Mind Map: How Far and How Fast?
1. Reaction Reversibility
Examples of Reversible Reactions:
Cyanohydrin formation: reversible in water (Chapter 6).
Proton transfer:
HCl → nearly complete transfer to water (strong acid).
Carboxylic acids → partial transfer (Chapter 8).
Irreversible Reactions:
Loss of gaseous products like SO₂ and HCl (Chapter 10).
Tetrahedral Intermediate Behavior:
Can collapse back to reactant (ester) or proceed to products (acid + alcohol) (Chapter 10).
2. Relative Stability of Compounds
Key Determinants of Stability:
Stability of conjugate base influences acid strength (Chapter 8).
Examples:
F⁻ more stable than CH₃⁻ (fluorine > carbon in electronegativity) (Chapter 8).

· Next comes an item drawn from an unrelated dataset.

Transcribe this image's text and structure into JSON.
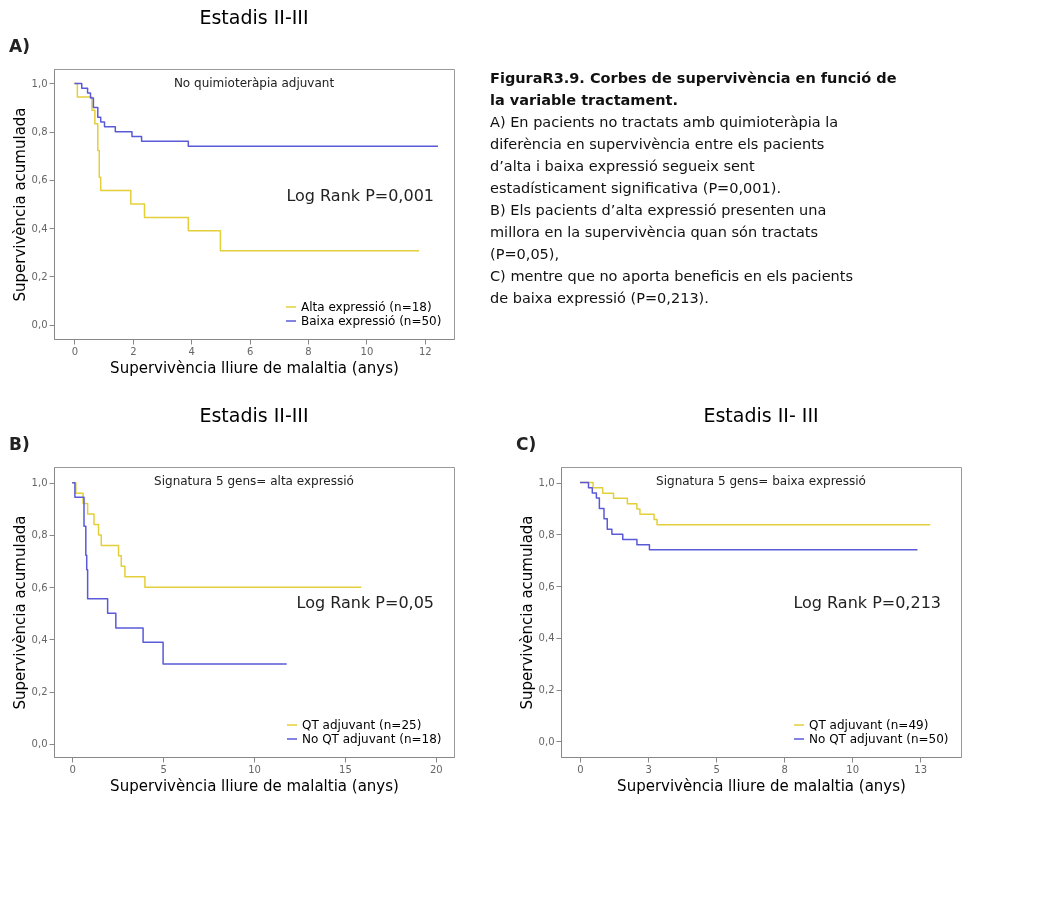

Oximes more stable than imines (due to delocalization from electronegative substituents) (Chapter 11).
3. Reaction Rates
Reaction-Specific Differences:
Benzaldehyde reduces 400x faster than acetophenone in isopropanol (Chapter 6).
Amines react rapidly with acetic anhydride (hours at room temperature), alcohols react very slowly without a base (Chapter 10).
Secondary/tertiary amides are challenging to hydrolyze but succeed with strong base and minimal water (Chapter 10).
Acyclic hemiacetals form slowly but are accelerated by acid or base (Chapter 11).
4. Understanding Reaction Dynamics
Key Questions:
Why can some reactions run forwards or backwards?
Why are some products formed irreversibly while others reach equilibrium?
Why are some reactions fast and others slow?
Practical Application:
Control reaction speed to favor desired products and minimize undesired ones.
Use equilibrium and stability principles to optimize yields.